Immunsystem hatte keine Chance zum Lernen
Warum es dieses Mal etwas anders ist? Kinder- und Jugendärzte im Netz zitieren Dr. Jessica Ericson, amerikanische Expertin für pädiatrische Infektionskrankheiten: Demnach handele es sich jetzt höchstwahrscheinlich um eine Art Rückstau. Das bedeute, dass sich Kinder, die sich normalerweise in den letzten beiden Saisons mit RSV infiziert hätten, sind wegen Corona zuhause geblieben, haben Masken getragen und Abstand gewahrt, wenn sie mit anderen zusammentrafen. „Jetzt, wo wir damit aufgehört haben, begegnen diese Kinder zum ersten Mal RSV und anderen Viren."


So sieht das auch Dr.
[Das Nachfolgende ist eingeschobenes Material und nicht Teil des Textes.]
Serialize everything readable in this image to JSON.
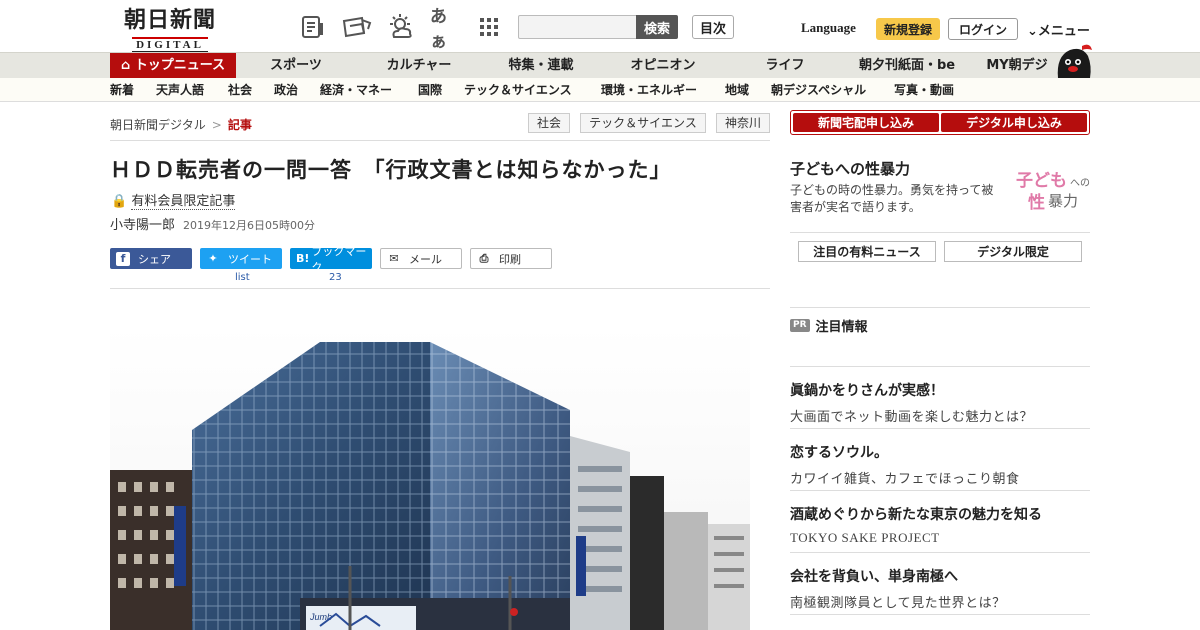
{
  "header": {
    "logo_jp": "朝日新聞",
    "logo_digital": "DIGITAL",
    "font_size_icon_label": "あぁ",
    "search": {
      "placeholder": "",
      "button": "検索"
    },
    "mokuji": "目次",
    "language": "Language",
    "register": "新規登録",
    "login": "ログイン",
    "menu": "メニュー"
  },
  "mainnav": {
    "items": [
      "トップニュース",
      "スポーツ",
      "カルチャー",
      "特集・連載",
      "オピニオン",
      "ライフ",
      "朝夕刊紙面・be",
      "MY朝デジ"
    ]
  },
  "subnav": {
    "items": [
      "新着",
      "天声人語",
      "社会",
      "政治",
      "経済・マネー",
      "国際",
      "テック＆サイエンス",
      "環境・エネルギー",
      "地域",
      "朝デジスペシャル",
      "写真・動画"
    ]
  },
  "breadcrumb": {
    "home": "朝日新聞デジタル",
    "sep": ">",
    "current": "記事"
  },
  "tags": [
    "社会",
    "テック＆サイエンス",
    "神奈川"
  ],
  "article": {
    "headline": "ＨＤＤ転売者の一問一答　「行政文書とは知らなかった」",
    "paid_label": "有料会員限定記事",
    "author": "小寺陽一郎",
    "date": "2019年12月6日05時00分"
  },
  "share": {
    "facebook": "シェア",
    "twitter": "ツイート",
    "twitter_count": "list",
    "hatena": "ブックマーク",
    "hatena_icon": "B!",
    "hatena_count": "23",
    "mail": "メール",
    "print": "印刷"
  },
  "photo": {
    "sign_text": "Jumb"
  },
  "sidebar": {
    "subscribe_paper": "新聞宅配申し込み",
    "subscribe_digital": "デジタル申し込み",
    "feature": {
      "title": "子どもへの性暴力",
      "desc": "子どもの時の性暴力。勇気を持って被害者が実名で語ります。",
      "logo_line1": "子ども",
      "logo_small1": "への",
      "logo_line2": "性",
      "logo_line2b": "暴力"
    },
    "tabs": [
      "注目の有料ニュース",
      "デジタル限定"
    ],
    "pr_badge": "PR",
    "pr_heading": "注目情報",
    "pr_items": [
      {
        "title": "眞鍋かをりさんが実感！",
        "sub": "大画面でネット動画を楽しむ魅力とは？"
      },
      {
        "title": "恋するソウル。",
        "sub": "カワイイ雑貨、カフェでほっこり朝食"
      },
      {
        "title": "酒蔵めぐりから新たな東京の魅力を知る",
        "sub": "TOKYO SAKE PROJECT"
      },
      {
        "title": "会社を背負い、単身南極へ",
        "sub": "南極観測隊員として見た世界とは？"
      }
    ]
  },
  "colors": {
    "brand_red": "#b50d0d",
    "register_yellow": "#f7c84a",
    "facebook": "#3b5998",
    "twitter": "#1da1f2",
    "hatena": "#008fde"
  }
}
Wilke: „Dieses Jahr ist die Zahl der RS-Viruserkrankten wahrscheinlich nicht sehr viel höher, aber die Gesamtzahl der Atemwegserkrankungen hat deutlich zugenommen. Während der Pandemie und der Lockdowns und im Homeoffice waren Eltern und Kinder kaum Erkältungs- und Grippeviren ausgesetzt, die unser Immunsystem zum Lernen und zur Aktivierung benötigt - so erleben wir zeitversetzt eine starke Erkrankungswelle."


Dem stimmt Dr. Wetzke zu: „Eine Rolle spielt die Corona-Pandemie. Wegen Maskenpflicht, Abstandsgebot und Lockdowns haben sich in der Zeit deutlich weniger Menschen mit dem RS-Virus angesteckt und konnten darum auch keine Immunität aufbauen oder ihre Immunität boostern. Mit Lockerung der Corona-Maßnahmen kann das Virus dann auf deutlich mehr ungeschützte Menschen treffen und sich rasant verbreiten."


Übertragen wird das RS-Virus als Tröpfcheninfektion - durch Husten und Niesen. Schwere Symptome sind bläuliche Verfärbungen der Haut oder Lippen, Atembeschwerden und starker, keuchender Husten sowie Fieber. Bei diesen Anzeichen raten Kinderärzte zu einem sofortigen Besuch der Klinik.


Ältere Patienten können Lungenentzündung bekommen
Beobachtet haben Ärzte aber auch, dass zunehmend Erwachsene von einer RSV-Infektion betroffen sind. Laut infektionsschutz.de kann eine RSV-Infektion bei Erwachsenen ganz ohne Krankheitszeichen bleiben. „Aber Erwachsene können auch Krankheitszeichen eines Atemwegsinfekts zeigen. Erwachsene mit chronischen Herz- und Lungenkrankheiten, schwachem Immunsystem oder ab 65 Jahren können an einer Lungenentzündung erkranken."